See the help topic Acquiring data from a database for more information on configuring this property.
DbOptions
Optionally specify database connection properties e.g. key=val&key=val2
or key=value
entry per line.
DbDriverClasspath
Optionally specify the database driver classpath.
If a database is selected from the DbType property and a DbName and DbHost are specified, then this property is not required.
Otherwise, specify the classpath with each classpath entry on a new line.
Each classpath entry must be the location on the file system of either a single jar file, or a directory containing jars or class files.
ShowDBInfoOnly
Optionally specify whether to extract database metadata and Schema information only.
The default value is True.
CatalogFilter
Optionally specify a list (comma separated) of names to constrain the Catalogs retrieved.
%
character.SchemaFilter
Optionally specify a list (comma separated) of filters to constrain the Schemas retrieved. When using a filter, "%" means match any substring of 0 or more characters, and "_" means match any one character.
ExcludedCatalogs
Optionally specify a list (comma separated) of catalogs that will be ignored.
ExcludedSchemas
Optionally specify a list (comma separated) of schemas that will be ignored.
TableViewFilter
Optionally specify a list (comma separated) of filters to constrain the Tables/Views retrieved. When using a filter, "%" means match any substring of 0 or more characters, and "_" means match any one character.
ProcedureFilter
Optionally specify a list (comma separated) of filters to constrain the Procedures retrieved. When using a filter, "%" means match any substring of 0 or more characters, and "_" means match any one character.
FunctionFilter
Optionally specify a list (comma separated) of filters to constrain the Functions retrieved. When using a filter, "%" means match any substring of 0 or more characters, and "_" means match any one character.
TriggerFilter
Optionally specify a list (comma separated) of filters to constrain the Triggers retrieved. When using a filter, "%" means match any substring of 0 or more characters, and "_" means match any one character.
ExcludeSystemCatalogs
Optionally specify whether to exclude the system predefined Catalogs or not.
The default value is True.
ExcludeSystemSchemas
Optionally specify whether to exclude the system predefined Schemas or not.

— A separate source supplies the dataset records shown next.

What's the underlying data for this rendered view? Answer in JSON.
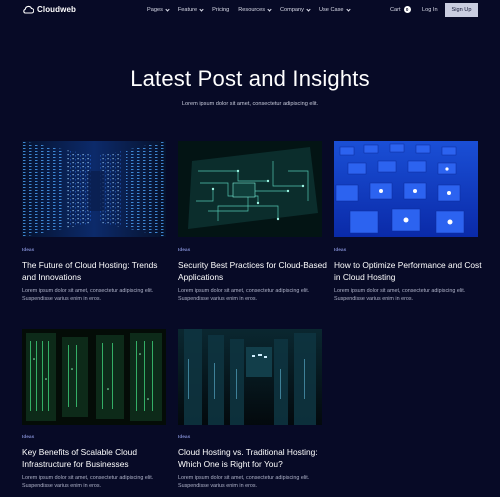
{
  "brand": {
    "name": "Cloudweb",
    "icon": "cloud-icon"
  },
  "nav": {
    "items": [
      {
        "label": "Pages",
        "has_dropdown": true
      },
      {
        "label": "Feature",
        "has_dropdown": true
      },
      {
        "label": "Pricing",
        "has_dropdown": false
      },
      {
        "label": "Resources",
        "has_dropdown": true
      },
      {
        "label": "Company",
        "has_dropdown": true
      },
      {
        "label": "Use Case",
        "has_dropdown": true
      }
    ],
    "cart_label": "Cart",
    "cart_count": "0",
    "login_label": "Log In",
    "signup_label": "Sign Up"
  },
  "hero": {
    "title": "Latest Post and Insights",
    "subtitle": "Lorem ipsum dolor sit amet, consectetur adipiscing elit."
  },
  "posts": [
    {
      "category": "Ideas",
      "title": "The Future of Cloud Hosting: Trends and Innovations",
      "excerpt": "Lorem ipsum dolor sit amet, consectetur adipiscing elit. Suspendisse varius enim in eros.",
      "image": "server-racks-blue-lights"
    },
    {
      "category": "Ideas",
      "title": "Security Best Practices for Cloud-Based Applications",
      "excerpt": "Lorem ipsum dolor sit amet, consectetur adipiscing elit. Suspendisse varius enim in eros.",
      "image": "circuit-board-teal"
    },
    {
      "category": "Ideas",
      "title": "How to Optimize Performance and Cost in Cloud Hosting",
      "excerpt": "Lorem ipsum dolor sit amet, consectetur adipiscing elit. Suspendisse varius enim in eros.",
      "image": "blue-cubes"
    },
    {
      "category": "Ideas",
      "title": "Key Benefits of Scalable Cloud Infrastructure for Businesses",
      "excerpt": "Lorem ipsum dolor sit amet, consectetur adipiscing elit. Suspendisse varius enim in eros.",
      "image": "server-racks-green"
    },
    {
      "category": "Ideas",
      "title": "Cloud Hosting vs. Traditional Hosting: Which One is Right for You?",
      "excerpt": "Lorem ipsum dolor sit amet, consectetur adipiscing elit. Suspendisse varius enim in eros.",
      "image": "data-center-dark"
    }
  ],
  "colors": {
    "background": "#070a26",
    "category": "#7b86c9",
    "button": "#c9cde0"
  }
}
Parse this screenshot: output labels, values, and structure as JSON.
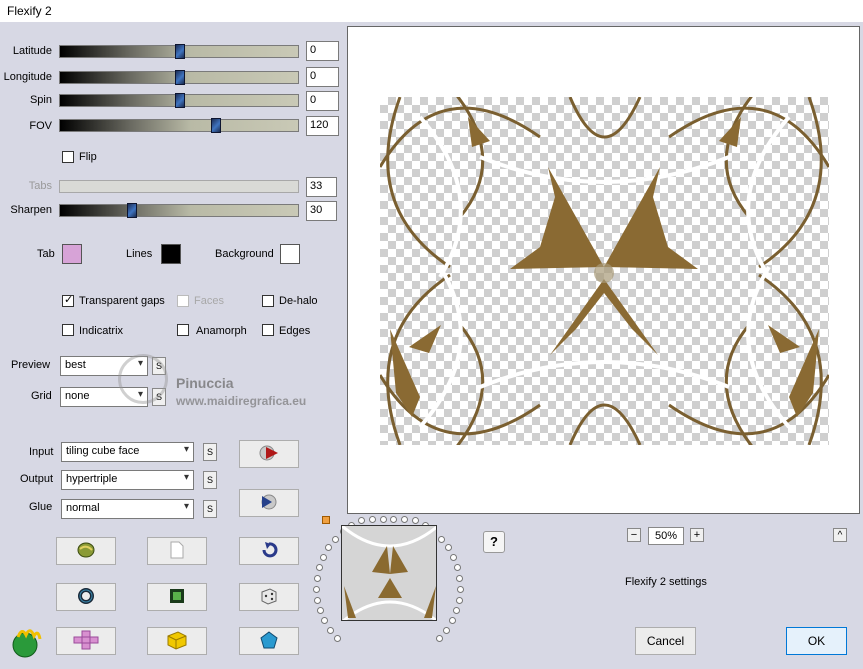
{
  "window": {
    "title": "Flexify 2"
  },
  "sliders": [
    {
      "label": "Latitude",
      "value": "0",
      "pos": 0.5
    },
    {
      "label": "Longitude",
      "value": "0",
      "pos": 0.5
    },
    {
      "label": "Spin",
      "value": "0",
      "pos": 0.5
    },
    {
      "label": "FOV",
      "value": "120",
      "pos": 0.65
    }
  ],
  "flip": {
    "label": "Flip",
    "checked": false
  },
  "tabs": {
    "label": "Tabs",
    "value": "33"
  },
  "sharpen": {
    "label": "Sharpen",
    "value": "30",
    "pos": 0.3
  },
  "colors": {
    "tab_label": "Tab",
    "tab_color": "#d7a3d7",
    "lines_label": "Lines",
    "lines_color": "#000000",
    "background_label": "Background",
    "background_color": "#ffffff"
  },
  "options": {
    "transparent_gaps": "Transparent gaps",
    "faces": "Faces",
    "de_halo": "De-halo",
    "indicatrix": "Indicatrix",
    "anamorph": "Anamorph",
    "edges": "Edges"
  },
  "preview": {
    "label": "Preview",
    "value": "best"
  },
  "grid": {
    "label": "Grid",
    "value": "none"
  },
  "watermark": {
    "name": "Pinuccia",
    "site": "www.maidiregrafica.eu"
  },
  "input": {
    "label": "Input",
    "value": "tiling cube face"
  },
  "output": {
    "label": "Output",
    "value": "hypertriple"
  },
  "glue": {
    "label": "Glue",
    "value": "normal"
  },
  "s_label": "S",
  "zoom": {
    "minus": "−",
    "value": "50%",
    "plus": "+",
    "up": "^"
  },
  "help": "?",
  "settings_label": "Flexify 2 settings",
  "buttons": {
    "cancel": "Cancel",
    "ok": "OK"
  },
  "accent": "#0078d7"
}
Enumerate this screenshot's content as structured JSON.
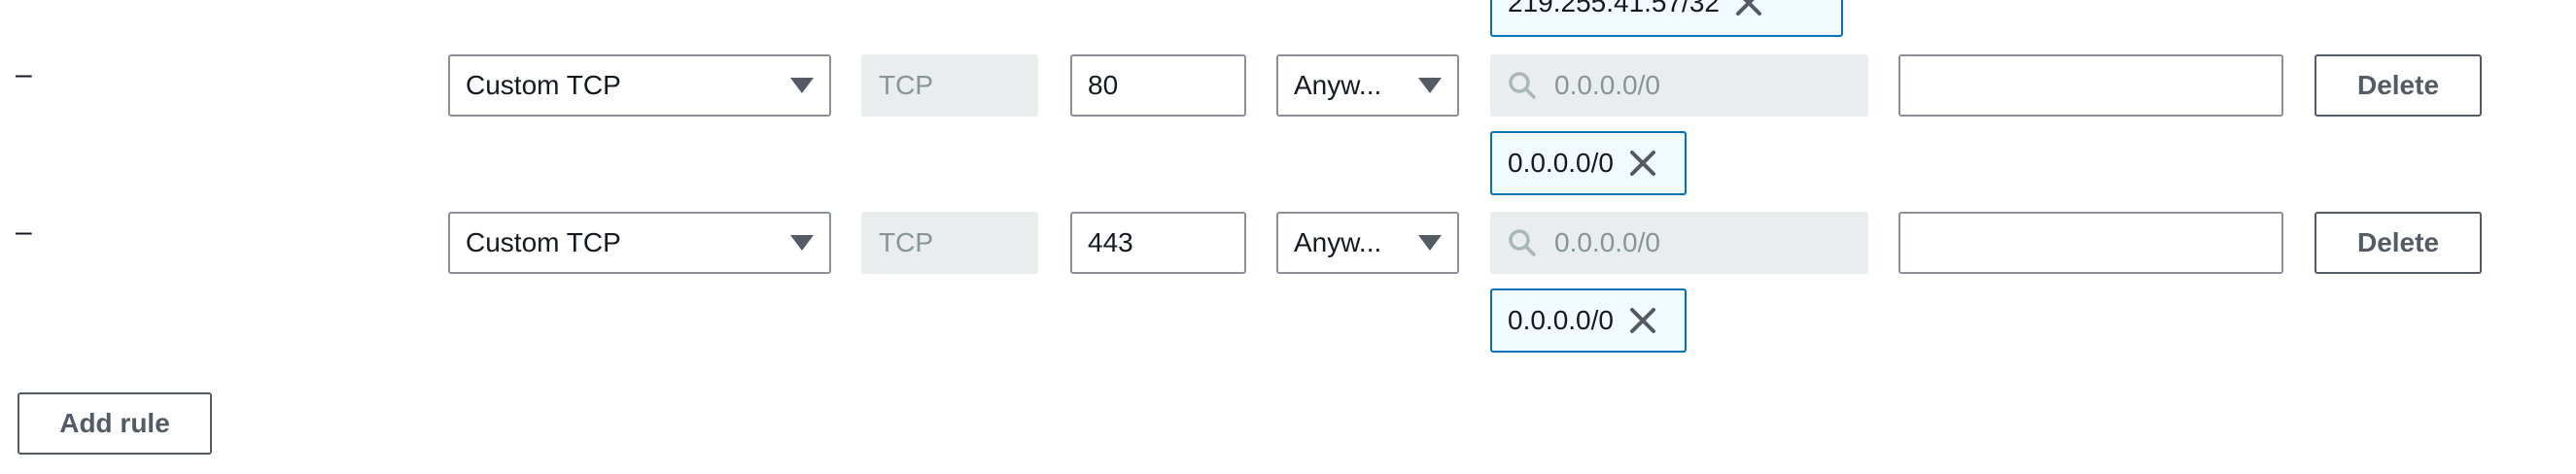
{
  "rows": [
    {
      "dash": "–",
      "type": "Custom TCP",
      "protocol": "TCP",
      "port": "80",
      "source": "Anyw...",
      "search_placeholder": "0.0.0.0/0",
      "description": "",
      "delete_label": "Delete",
      "tokens": [
        "0.0.0.0/0"
      ]
    },
    {
      "dash": "–",
      "type": "Custom TCP",
      "protocol": "TCP",
      "port": "443",
      "source": "Anyw...",
      "search_placeholder": "0.0.0.0/0",
      "description": "",
      "delete_label": "Delete",
      "tokens": [
        "0.0.0.0/0"
      ]
    }
  ],
  "previous_row_token": "219.255.41.57/32",
  "add_rule_label": "Add rule",
  "icons": {
    "dropdown": "caret-down-icon",
    "search": "search-icon",
    "remove": "close-icon"
  },
  "colors": {
    "token_border": "#0073bb",
    "token_bg": "#f1faff",
    "disabled_bg": "#eaeded",
    "button_text": "#545b64"
  }
}
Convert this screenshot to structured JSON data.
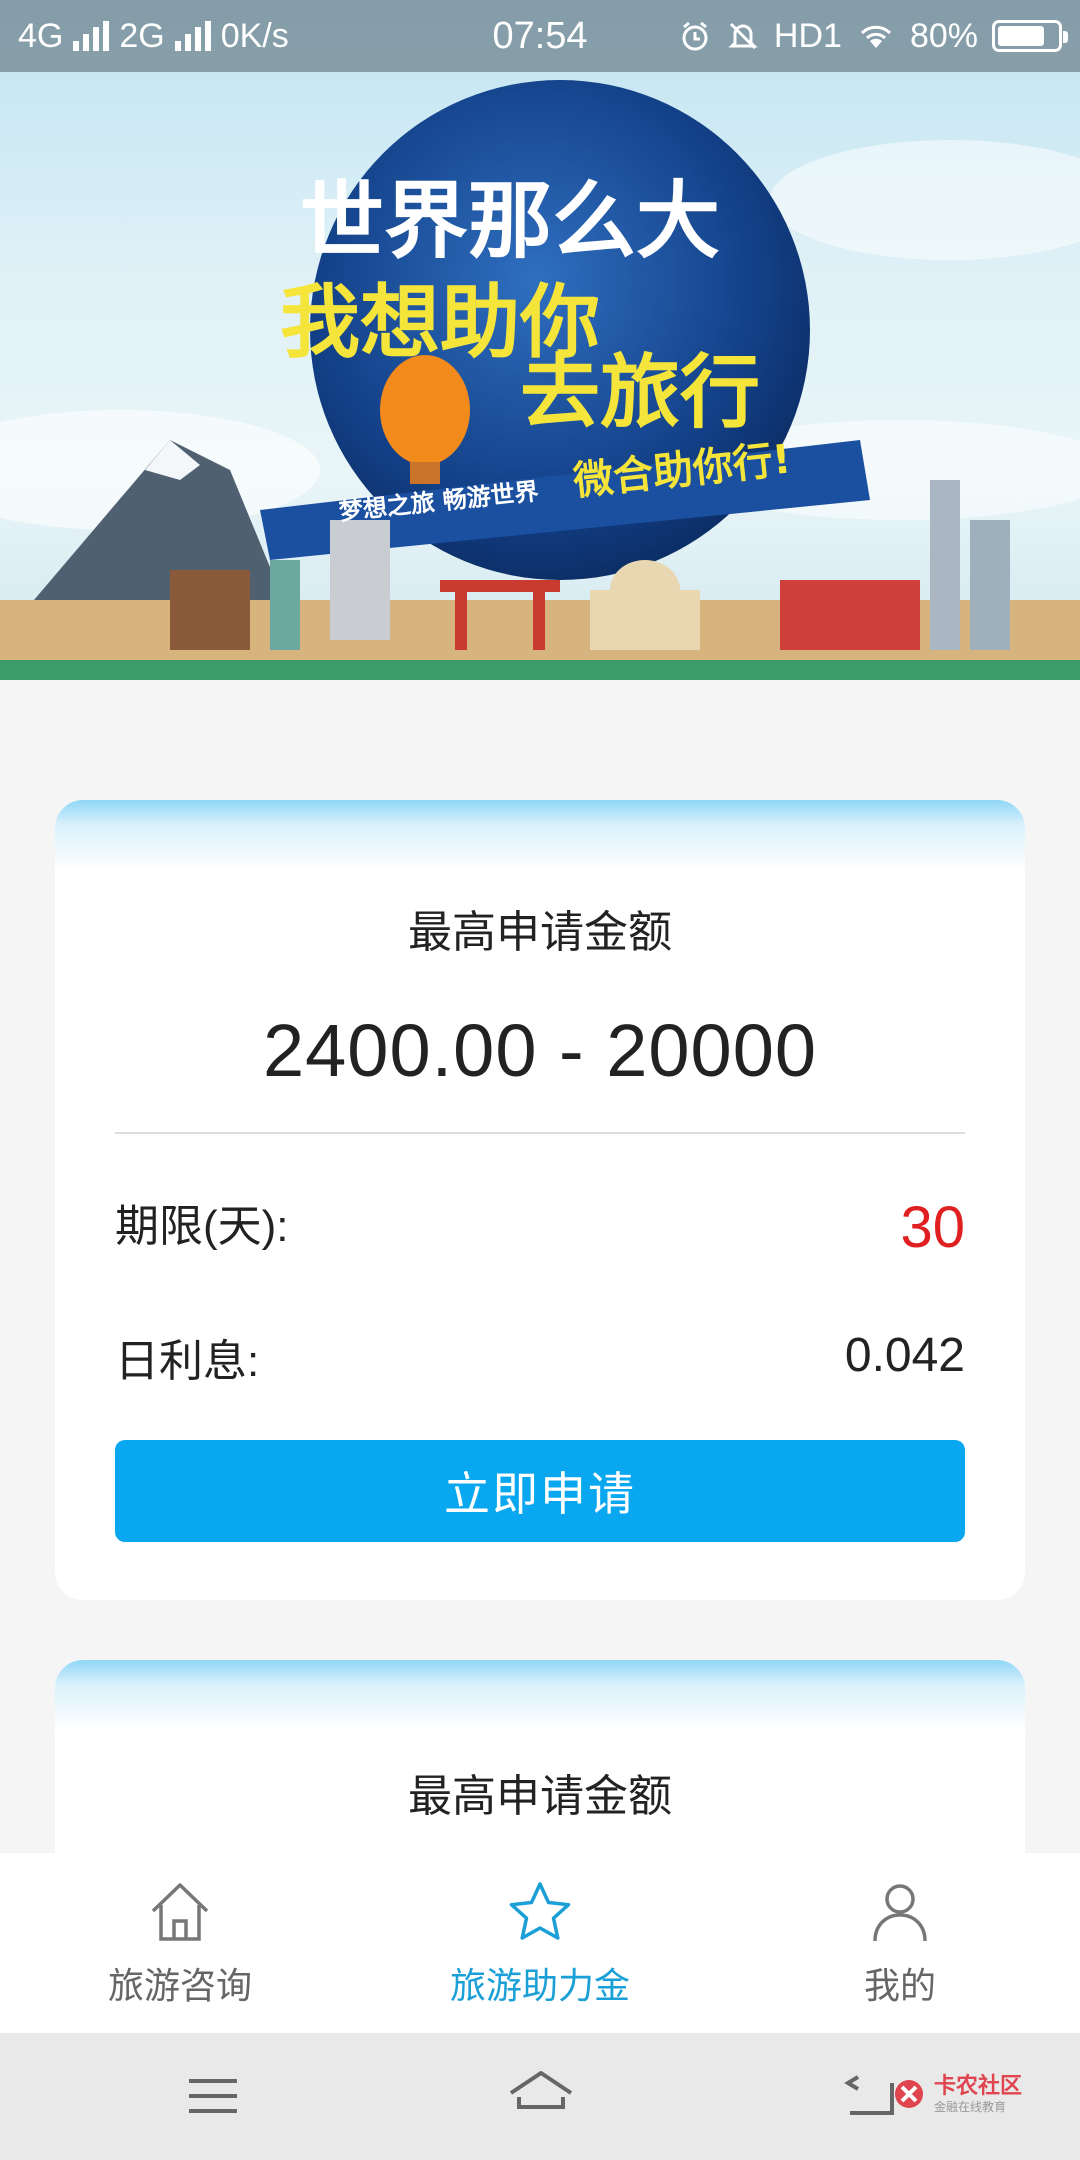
{
  "status_bar": {
    "network1": "4G",
    "network2": "2G",
    "speed": "0K/s",
    "time": "07:54",
    "hd": "HD1",
    "battery": "80%",
    "battery_level": 0.8
  },
  "banner": {
    "headline1": "世界那么大",
    "headline2a": "我想助你",
    "headline2b": "去旅行",
    "ribbon_left": "梦想之旅 畅游世界",
    "ribbon_right": "微合助你行!"
  },
  "cards": [
    {
      "title": "最高申请金额",
      "range": "2400.00 - 20000",
      "term_label": "期限(天):",
      "term_value": "30",
      "interest_label": "日利息:",
      "interest_value": "0.042",
      "apply_label": "立即申请"
    },
    {
      "title": "最高申请金额"
    }
  ],
  "tabbar": {
    "items": [
      {
        "label": "旅游咨询",
        "icon": "home-icon",
        "active": false
      },
      {
        "label": "旅游助力金",
        "icon": "star-icon",
        "active": true
      },
      {
        "label": "我的",
        "icon": "user-icon",
        "active": false
      }
    ]
  },
  "navbar": {
    "watermark_main": "卡农社区",
    "watermark_sub": "金融在线教育"
  },
  "colors": {
    "accent": "#08a7ef",
    "active_tab": "#1a9fd6",
    "term_value": "#e02020"
  }
}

The default value is True.
ShowObjectDefinition
Optionally specify whether the code associated with Views, Procedures, Functions, and Triggers should be output.
The default value is False.
DefaultToUnicode
Optionally specify whether string columns should default to Unicode type.
If set to False, string columns default to string type. The default value is True.
UnicodeBinding
Optionally specify how Unicode strings should be passed to the JDBC driver. Choose from:
- CHARACTER - Bind the string using the mechanism for CHAR and VARCHAR types.
- NATIONAL CHARACTER - Bind the string using the mechanism for NCHAR and NVARCHAR types.
SqlDateType
Optionally select a datetype in which to map a SQL DATE. Choose from:
- date
- datetime
Inputs and outputs
Inputs: 1 optional.
Outputs: Metadata, Catalogs, Schemas, Tables, Table Columns, Procedures, Procedure Parameters, Functions, Function Parameters, Triggers, Object Definitions.